In all likelihood, American culture is about to get outright hostile toward matters of faith and Christianity. This is only a problem to us if we are trying to maintain our power position. This is only disconcerting if we perceive this to be a game with a winner and a loser. If, on the other hand, our goal is to infiltrate it won't be bad for us to be "underground." Not bad at all.

In the darkest of night even the smallest of lights shines bright. Many modern-day movements of God are taking place in hostile environments. The church in China, for instance, now numbers hundreds of millions. Could it be that the church thrives under persecution precisely because the hostility makes only infiltration possible?

So....we can dominate or infiltrate. I wonder which Jesus wants us to do?

Thursday, November 06, 2008

Thinking

A friend of mine asked me if I had noticed the difference between the television ads for Macintosh and Microsoft. I told him I hadn't really paid attention, except that I'm a Mac fan and have found their "I'm a Mac....I'm a PC" ads pretty clever. He agreed with me that the Mac ads are killing the PC ads in popularity, and then he asked me a pretty good question. "Which ad is substance, and which ad is style?" I had to admit that the Mac ad is really all about style. A cool looking and acting actor (Mac guy) is pitted against a backward looking and acting actor (PC guy). The Mac guy seems totally relaxed and helpful. The PC guy is never quite at ease, seems scattered, self-absorbed and stupid. But there really isn't much in these ads about the actual difference between using a Macintosh computer or a PC. From watching these Mac ads you just come away with a feeling (not really much in the way of facts) that points you to the Mac as the "better" choice. What does this say about the culture we're in?

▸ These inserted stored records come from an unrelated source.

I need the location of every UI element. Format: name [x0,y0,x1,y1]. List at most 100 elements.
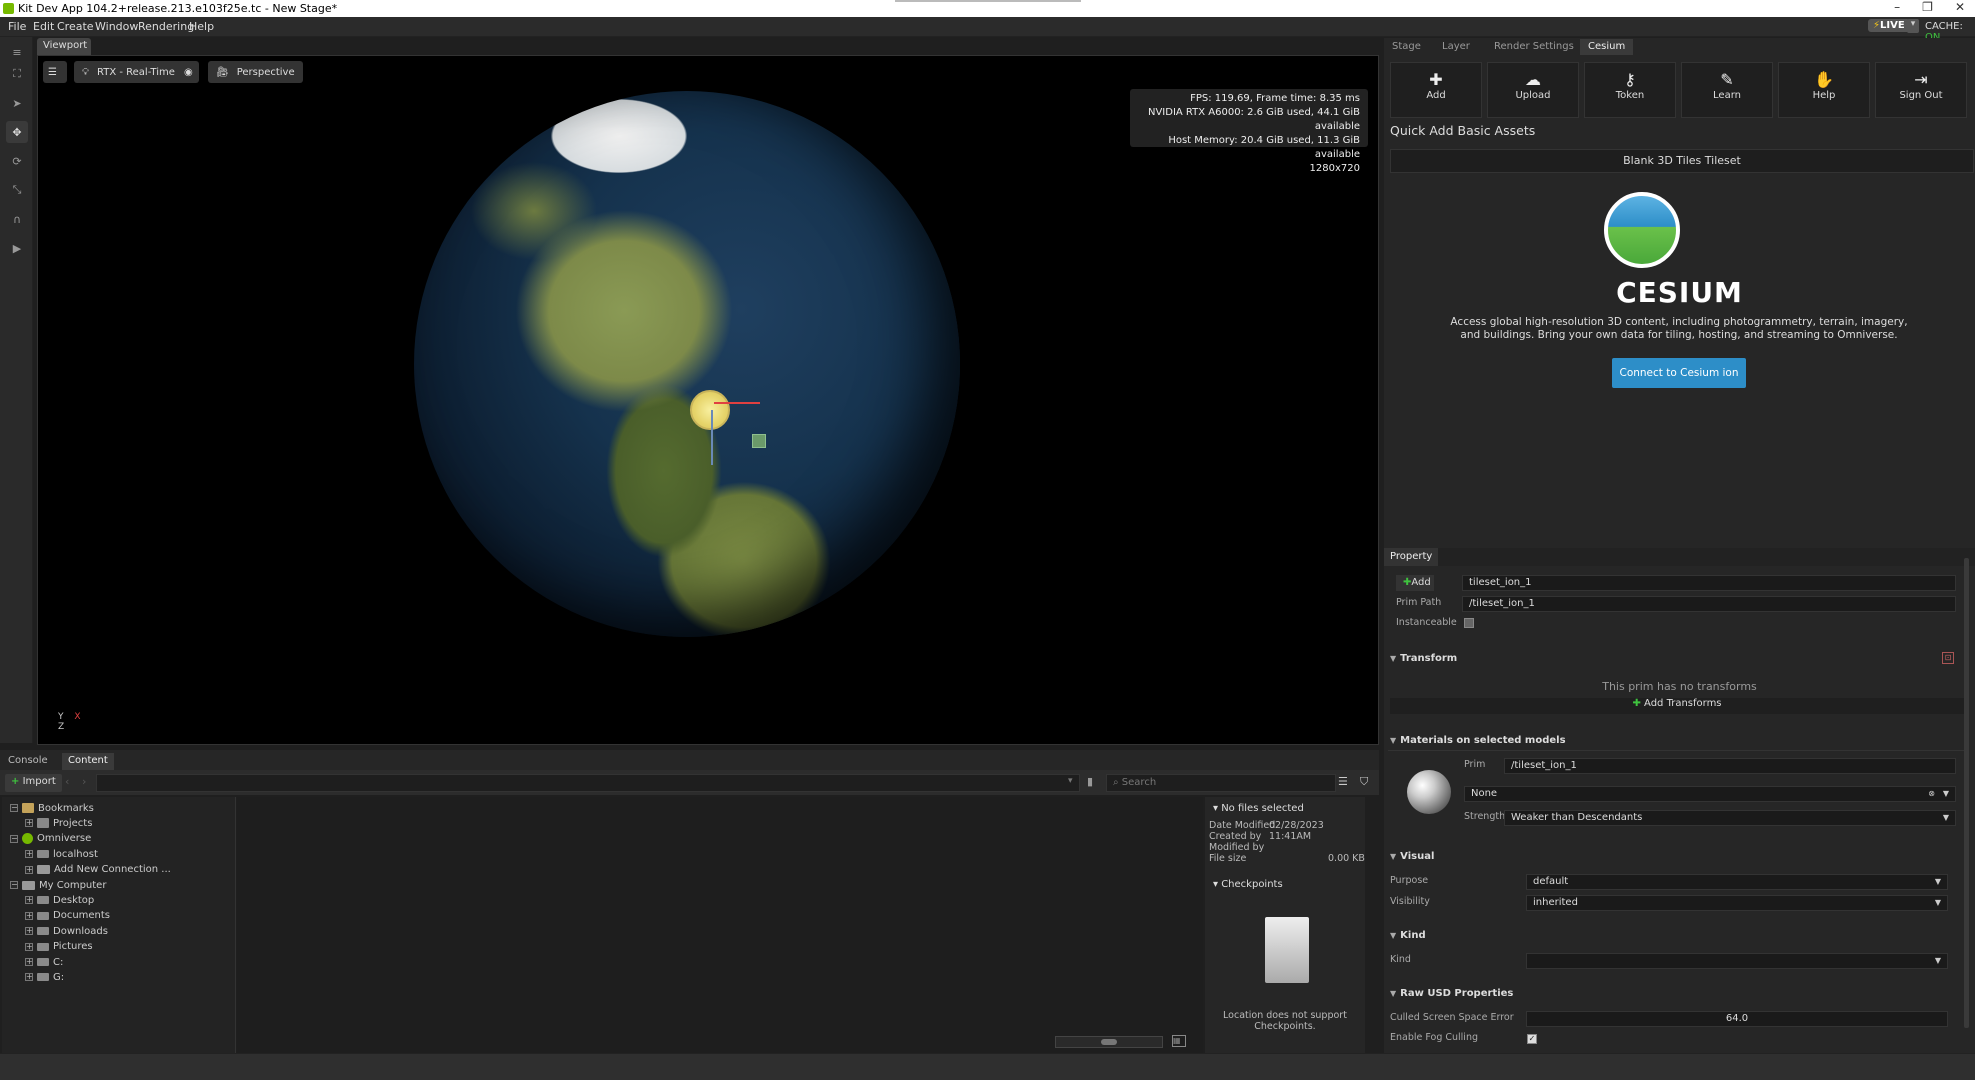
filter-icon[interactable]: ⛉ [1360,775,1368,789]
transform-header[interactable]: ▼ Transform [1390,653,1457,664]
scroll-thumb[interactable] [1101,1039,1117,1045]
prim-path-field[interactable]: /tileset_ion_1 [1462,596,1956,612]
frame-selection-icon[interactable]: ⛶ [6,63,28,85]
render-mode-button[interactable]: 💡︎ RTX - Real-Time [74,61,183,83]
bookmark-add-icon[interactable]: ▮ [1087,775,1093,788]
forward-icon[interactable]: › [82,775,86,788]
tree-item[interactable]: + Downloads [25,924,108,938]
blank-tileset-button[interactable]: Blank 3D Tiles Tileset [1390,149,1974,173]
kind-header[interactable]: ▼ Kind [1390,930,1426,941]
tree-item[interactable]: − Omniverse [10,832,91,846]
snap-tool-icon[interactable]: ∩ [6,208,28,230]
back-icon[interactable]: ‹ [65,775,69,788]
expand-icon[interactable]: + [25,911,33,920]
instanceable-checkbox[interactable] [1464,618,1474,628]
culled-sse-field[interactable]: 64.0 [1526,1011,1948,1027]
visibility-eye-icon[interactable]: ◉ [178,61,199,83]
prim-name-field[interactable]: tileset_ion_1 [1462,575,1956,591]
scale-tool-icon[interactable]: ⤡ [6,179,28,201]
gizmo-x-axis[interactable] [714,402,760,404]
fog-culling-checkbox[interactable]: ✓ [1527,1034,1537,1044]
path-dropdown-icon[interactable]: ▾ [1068,776,1073,786]
tree-item[interactable]: + Desktop [25,893,94,907]
viewport-settings-icon[interactable]: ☰ [43,61,67,83]
strength-select[interactable]: Weaker than Descendants ▼ [1504,810,1956,826]
tree-item[interactable]: + Add New Connection ... [25,863,171,877]
tree-item[interactable]: + Projects [25,816,92,830]
materials-header[interactable]: ▼ Materials on selected models [1390,735,1566,746]
clear-icon[interactable]: ⊗ [1928,789,1935,798]
cesium-upload-button[interactable]: ☁ Upload [1487,62,1579,118]
tree-item[interactable]: + C: [25,955,63,969]
move-tool-icon[interactable]: ✥ [6,121,28,143]
cesium-learn-button[interactable]: ✎ Learn [1681,62,1773,118]
green-cube-prim[interactable] [752,434,766,448]
tab-console[interactable]: Console [2,753,54,770]
no-files-header[interactable]: ▾ No files selected [1213,803,1304,814]
visual-header[interactable]: ▼ Visual [1390,851,1434,862]
expand-icon[interactable]: + [25,896,33,905]
import-button[interactable]: + Import [5,774,62,792]
sun-light-gizmo[interactable] [690,390,730,430]
tab-viewport[interactable]: Viewport [37,38,91,55]
property-scrollbar[interactable] [1964,558,1969,1028]
file-browser[interactable] [237,797,1203,1053]
rotate-tool-icon[interactable]: ⟳ [6,150,28,172]
gizmo-y-axis[interactable] [711,410,713,465]
transform-options-icon[interactable]: ⊡ [1942,652,1954,664]
visibility-select[interactable]: inherited ▼ [1526,895,1948,911]
list-view-icon[interactable]: ☰ [1338,775,1348,788]
menu-rendering[interactable]: Rendering [138,20,194,33]
material-select[interactable]: None ⊗ ▼ [1464,786,1956,802]
property-add-button[interactable]: ✚Add [1396,575,1434,591]
tree-item[interactable]: + G: [25,970,64,984]
close-button[interactable]: ✕ [1955,0,1965,14]
tab-render-settings[interactable]: Render Settings [1486,39,1582,55]
expand-icon[interactable]: + [25,819,33,828]
camera-button[interactable]: 🎥︎ Perspective [208,61,303,83]
collapse-icon[interactable]: − [10,881,18,889]
menu-file[interactable]: File [8,20,26,33]
cesium-sign-out-button[interactable]: ⇥ Sign Out [1875,62,1967,118]
minimize-button[interactable]: – [1894,0,1900,14]
add-transforms-button[interactable]: ✚ Add Transforms [1390,698,1964,714]
kind-select[interactable]: ▼ [1526,953,1948,969]
raw-usd-header[interactable]: ▼ Raw USD Properties [1390,988,1513,999]
tab-property[interactable]: Property [1384,548,1439,566]
checkpoints-header[interactable]: ▾ Checkpoints [1213,879,1283,890]
earth-globe[interactable] [414,91,960,637]
live-toggle[interactable]: ⚡LIVE [1868,19,1910,32]
cesium-add-button[interactable]: ✚ Add [1390,62,1482,118]
menu-window[interactable]: Window [95,20,138,33]
connect-cesium-ion-button[interactable]: Connect to Cesium ion [1612,358,1746,388]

Prior to the presidential election a high school teacher I know gave his class a paper with the political positions of the two candidates presented side by side. At the top of the page was simply "Candidate A" and "Candidate B." Based on the positions the men took, the class favored Candidate A. The teacher then asked whether the class was voting for Senator Obama or McCain. This particular group of High Schoolers was overwhelmingly for Obama. Why? They said he was "young" and "has fresh ideas" and they "liked him better." They were shocked to find out that he was Candidate B. They were "for" him, not based on substance, but style.

Also, be aware that if you present a substantive idea, and expect people to get it "based on the merits," you'll be seriously disappointed. As a Christian leader, don't assume the people you're leading are thinking deeply about what really matters. They probably aren't. So for the time being, unless you are politically savvy enough to run a good campaign, you can expect defeat. Most pastors I know have ideas that are good to great. Many times those great ideas are dead on arrival because the pastor has assumed that people will think as deeply about the issue as s/he has, and they have not learned the importance of building a coalition, selling the sizzle, and answering the question that people keep asking (even if we wish they weren't): "What's in it for me?" This is not a Jesus question, of course, and never will be. But who's job is it to get people asking better, more noble, questions? Yup.

There is no question that people today lack critical thinking skills. This can either be extremely discouraging to you (it often is for me), or it can challenge you "get after it" and to teach people to think. Not what to think. How to think.